“Perhaps you will tell me how you are going about it,” he said coldly.
She sank back into her chair.
“Yes!” she said slowly. “I am—begging. I am begging for time. Give me another year—give me this summer, and let me—try!”
He was studying the girl’s passionate face with a curious interest. A singular idea had presented itself to him, and he was considering it half mockingly. Nevertheless it lent a human sound to his voice as he answered her.
“See here, Miss Preston,” he said. “I admire your pluck and energy. But let me tell you that you don’t want to hold on to that farm. The orchards are too old to be productive; the land needs fertilizers, rotation, all sorts of things that require brains and money.

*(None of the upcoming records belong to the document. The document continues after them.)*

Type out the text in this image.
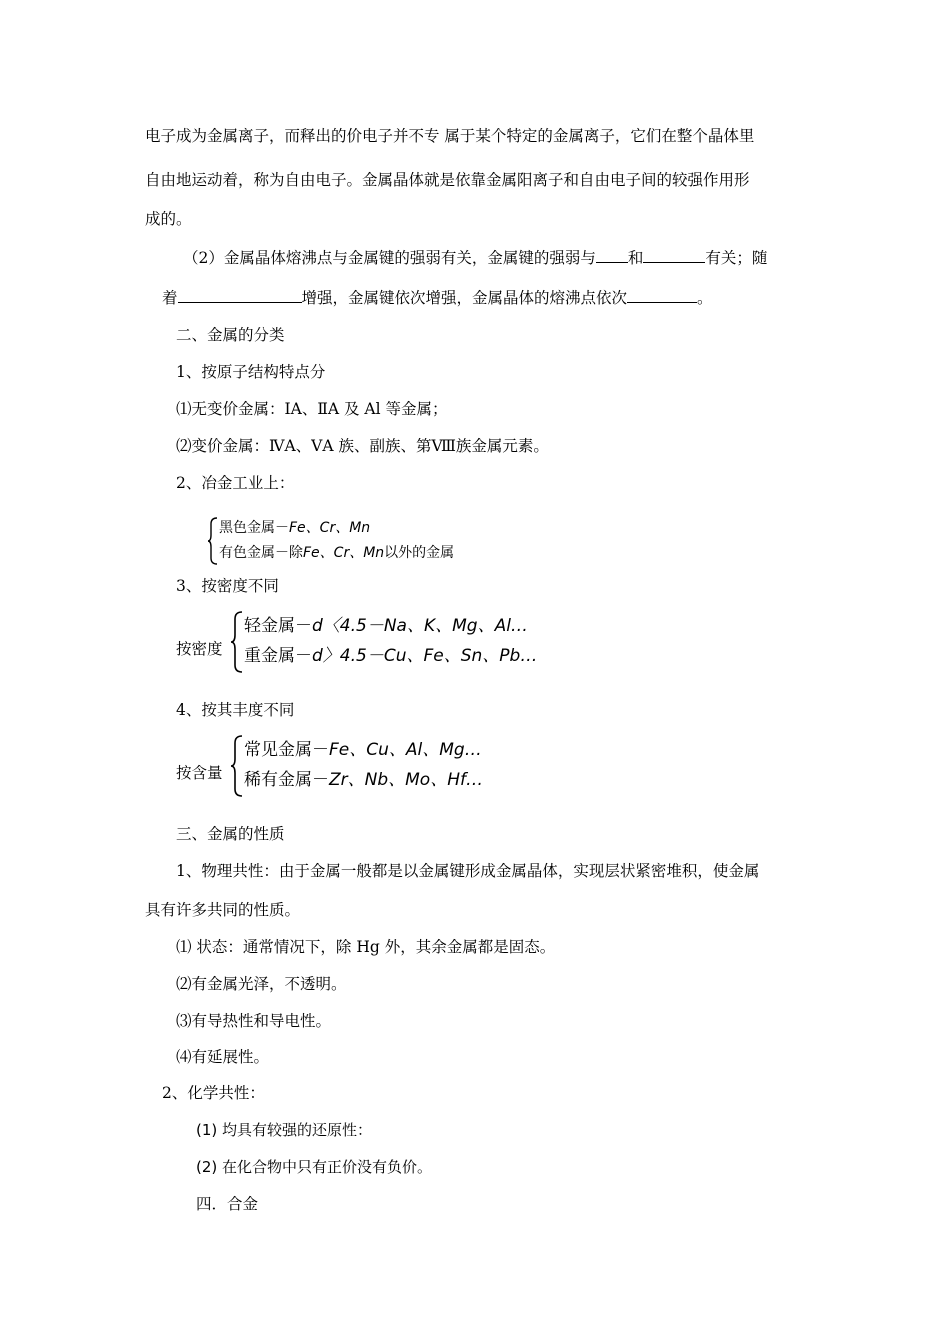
电子成为金属离子，而释出的价电子并不专 属于某个特定的金属离子，它们在整个晶体里
自由地运动着，称为自由电子。金属晶体就是依靠金属阳离子和自由电子间的较强作用形
成的。
（2）金属晶体熔沸点与金属键的强弱有关，金属键的强弱与 和	有关；随
着	增强，金属键依次增强，金属晶体的熔沸点依次	。
二、金属的分类
1、按原子结构特点分
⑴无变价金属：ⅠA、ⅡA 及 Al 等金属；
⑵变价金属：ⅣA、ⅤA 族、副族、第Ⅷ族金属元素。
2、冶金工业上：
黑色金属－Fe、Cr、Mn
有色金属－除Fe、Cr、Mn以外的金属
3、按密度不同
按密度
轻金属－d〈4.5－Na、K、Mg、Al…
重金属－d〉4.5－Cu、Fe、Sn、Pb…
4、按其丰度不同
按含量
常见金属－Fe、Cu、Al、Mg…
稀有金属－Zr、Nb、Mo、Hf…
三、金属的性质
1、物理共性：由于金属一般都是以金属键形成金属晶体，实现层状紧密堆积，使金属
具有许多共同的性质。
⑴ 状态：通常情况下，除 Hg 外，其余金属都是固态。
⑵有金属光泽，不透明。
⑶有导热性和导电性。
⑷有延展性。
2、化学共性：
(1) 均具有较强的还原性：
(2) 在化合物中只有正价没有负价。
四．合金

That old fool, Morrison, hasn’t managed the place properly, and can’t. It’s a losing fight, and you’d better give it up—peaceably.”
“But I want it,” she urged, “for Jimmy. I want to hold the place for him. He’ll soon grow up now, and—he’s the last of the Prestons.”
She stopped short and sprang to her feet, with a little gasp of angry protest.
“You are laughing at me!” she cried indignantly. “You have no right——”
She was mistaken; Stephen Jarvis seldom indulged in laughter; but his hard-set mouth had relaxed somewhat under his clipped mustache. His greenish brown eyes shone with an unaccustomed light. He was thinking his own thoughts, and for once, at least, he found a singular pleasure in them.